Corcoran was ordered to pay more than $35,000 in legal fees and court costs accumulated by the plaintiff, while the case continues on to a full trial. Lawyers for the plaintiffs said the ruling creates a new legal precedent for preserving electronic evidence in legal cases.
“This case adopts the basic federal standard of the obligation to preserve electronic evidence into the state court system,” said Jay Itkowitz, attorney for the plaintiffs. “Under federal case law, once you know you’re about to get sued, the obligation to preserve or protect electronic evidence comes into play.”
The case involves a December 2007 lawsuit by Harold Einstein and Jennifer Boyd, a married couple with two young children, who bought a three-bedroom, 1,679-square-foot apartment at 357 4th Street in Park Slope for $1.295 million in June 2007.

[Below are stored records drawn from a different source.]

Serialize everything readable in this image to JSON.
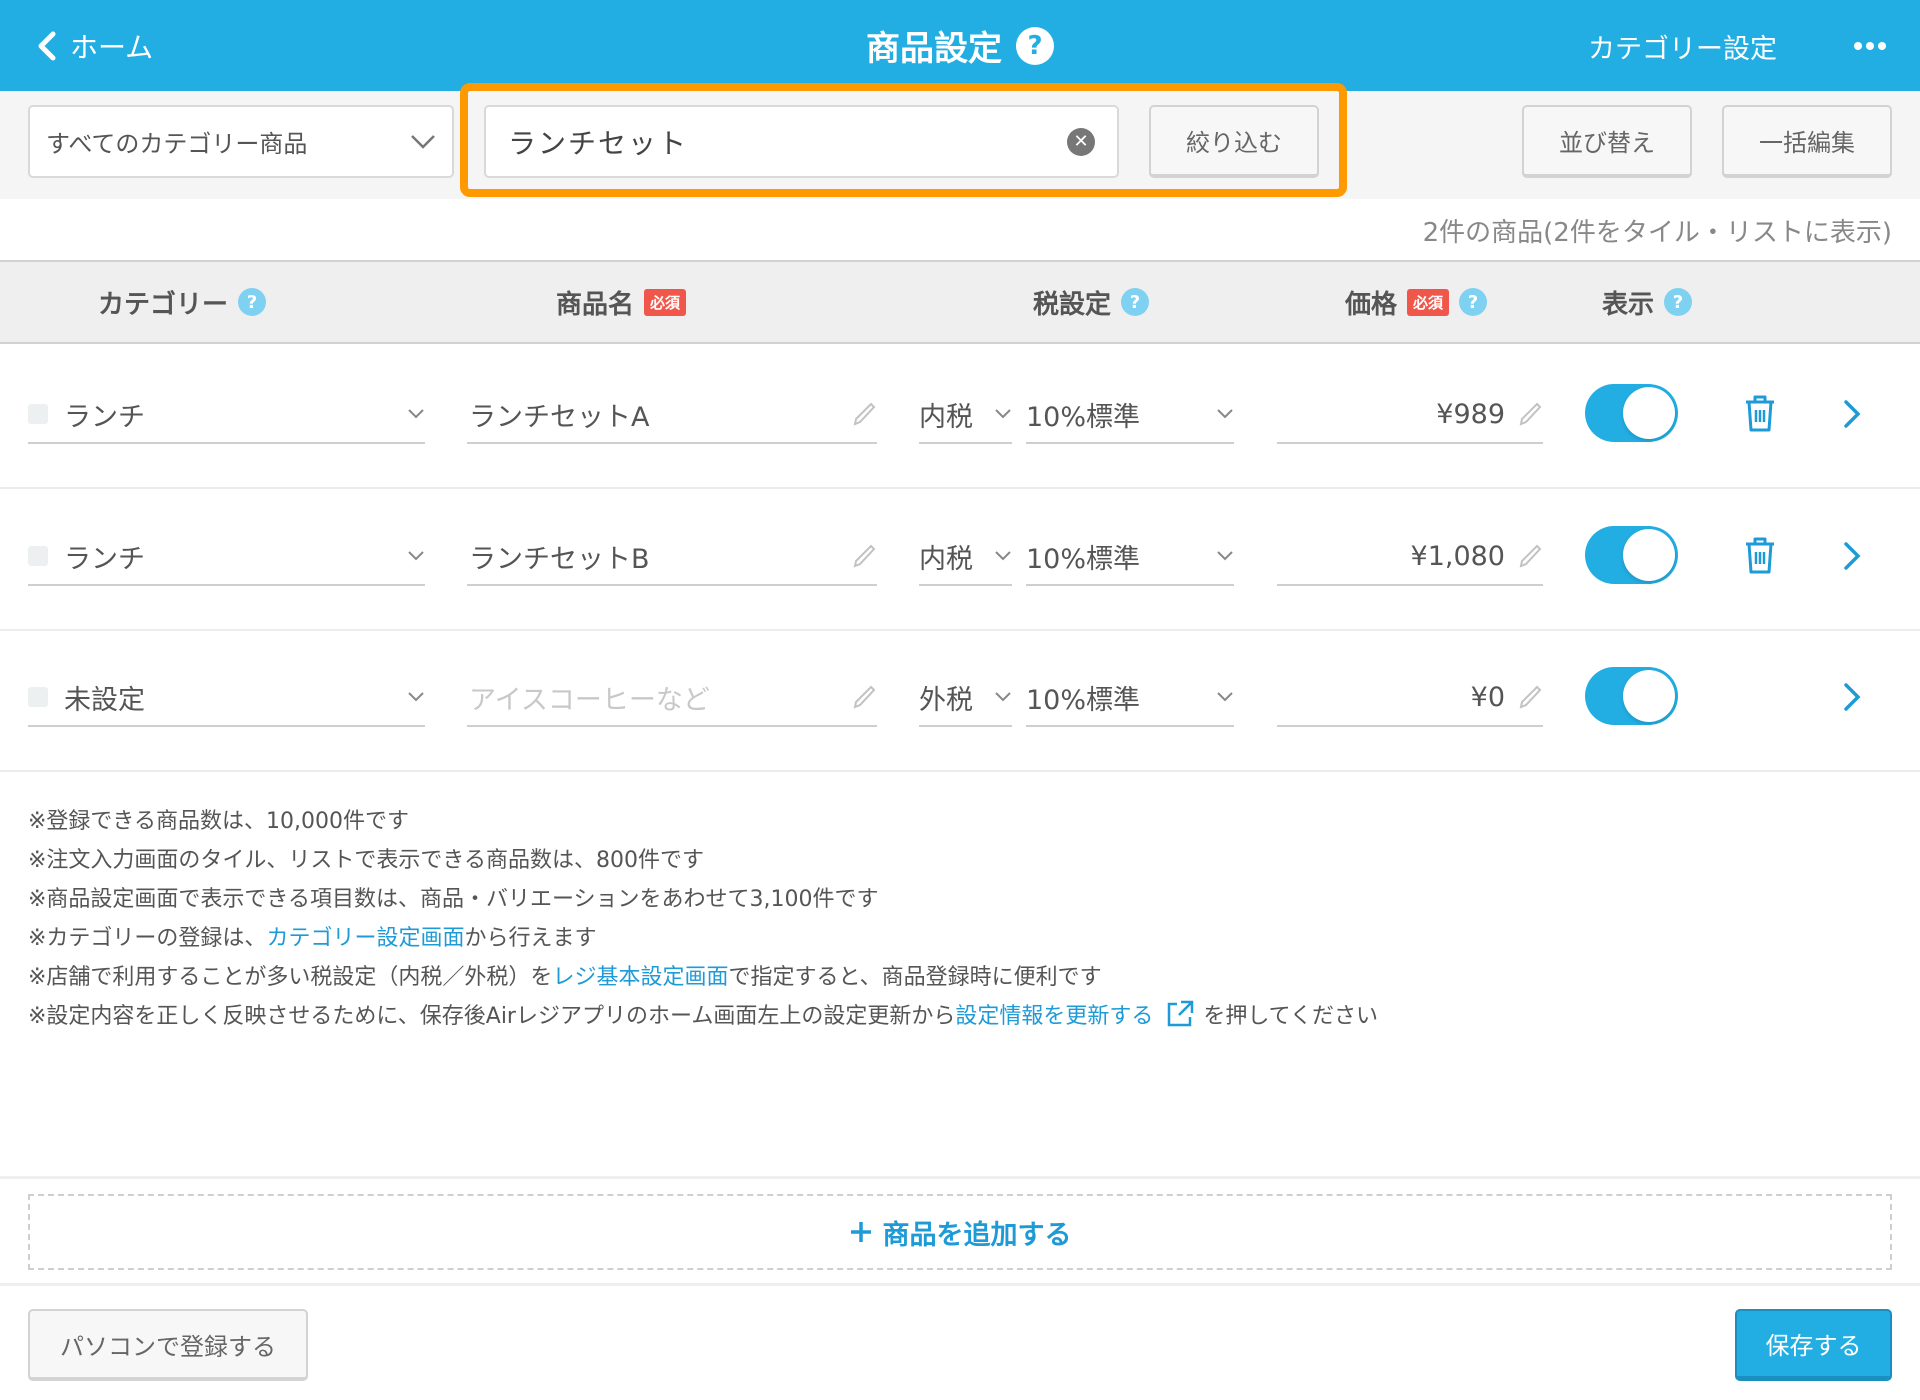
{
  "header": {
    "back_label": "ホーム",
    "title": "商品設定",
    "help_glyph": "?",
    "category_settings_label": "カテゴリー設定",
    "more_icon": "more-horizontal-icon",
    "color": "#23aee3"
  },
  "toolbar": {
    "category_filter": {
      "selected": "すべてのカテゴリー商品"
    },
    "search": {
      "value": "ランチセット",
      "placeholder": ""
    },
    "filter_button": "絞り込む",
    "sort_button": "並び替え",
    "bulk_edit_button": "一括編集",
    "highlight_color": "#ff9900"
  },
  "count_text": "2件の商品(2件をタイル・リストに表示)",
  "table": {
    "columns": [
      {
        "label": "カテゴリー",
        "required": false,
        "help": true
      },
      {
        "label": "商品名",
        "required": true,
        "help": false
      },
      {
        "label": "税設定",
        "required": false,
        "help": true
      },
      {
        "label": "価格",
        "required": true,
        "help": true
      },
      {
        "label": "表示",
        "required": false,
        "help": true
      }
    ],
    "required_badge": "必須",
    "rows": [
      {
        "category": "ランチ",
        "name": "ランチセットA",
        "name_placeholder": "",
        "tax_type": "内税",
        "tax_rate": "10%標準",
        "price": "¥989",
        "visible": true,
        "deletable": true
      },
      {
        "category": "ランチ",
        "name": "ランチセットB",
        "name_placeholder": "",
        "tax_type": "内税",
        "tax_rate": "10%標準",
        "price": "¥1,080",
        "visible": true,
        "deletable": true
      },
      {
        "category": "未設定",
        "name": "",
        "name_placeholder": "アイスコーヒーなど",
        "tax_type": "外税",
        "tax_rate": "10%標準",
        "price": "¥0",
        "visible": true,
        "deletable": false
      }
    ]
  },
  "notes": {
    "line1": "※登録できる商品数は、10,000件です",
    "line2": "※注文入力画面のタイル、リストで表示できる商品数は、800件です",
    "line3": "※商品設定画面で表示できる項目数は、商品・バリエーションをあわせて3,100件です",
    "line4_pre": "※カテゴリーの登録は、",
    "line4_link": "カテゴリー設定画面",
    "line4_post": "から行えます",
    "line5_pre": "※店舗で利用することが多い税設定（内税／外税）を",
    "line5_link": "レジ基本設定画面",
    "line5_post": "で指定すると、商品登録時に便利です",
    "line6_pre": "※設定内容を正しく反映させるために、保存後Airレジアプリのホーム画面左上の設定更新から",
    "line6_link": "設定情報を更新する",
    "line6_post": "を押してください",
    "link_color": "#1e9bd7"
  },
  "add_product_label": "商品を追加する",
  "footer": {
    "pc_register_button": "パソコンで登録する",
    "save_button": "保存する"
  }
}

Corcoran said in a statement: “We disagree with the discovery ruling and intend to file an appeal at the appropriate time. This case is still in the discovery phase and no decision has yet been made on the merits of the case.”
The plaintiffs said they notified the sponsors about the leaks, and they obtained an engineer’s report note that the building had been constructed using Wonderboard, which is used in construction areas known to have water leaks, according to the lawsuit. There were other alleged defects found in the building, including mold, the accumulation of carbon monoxide in the boiler room and other problems. The engineer estimated that it would take more than $880,000 to fix the construction defects in the building, however the sponsors refused to cure the problems or buy back the apartment, the suit says.
The couple later moved out and into a rental apartment, but they are still being held responsible for the mortgage and common charges.
Margolin & Pierce, the attorneys for Corcoran, were also admonished by the judge after he warned them to “read the riot act” to their clients.” However, Itkowitz said it is unlikely the defendant’s firm would be held responsible for any legal costs.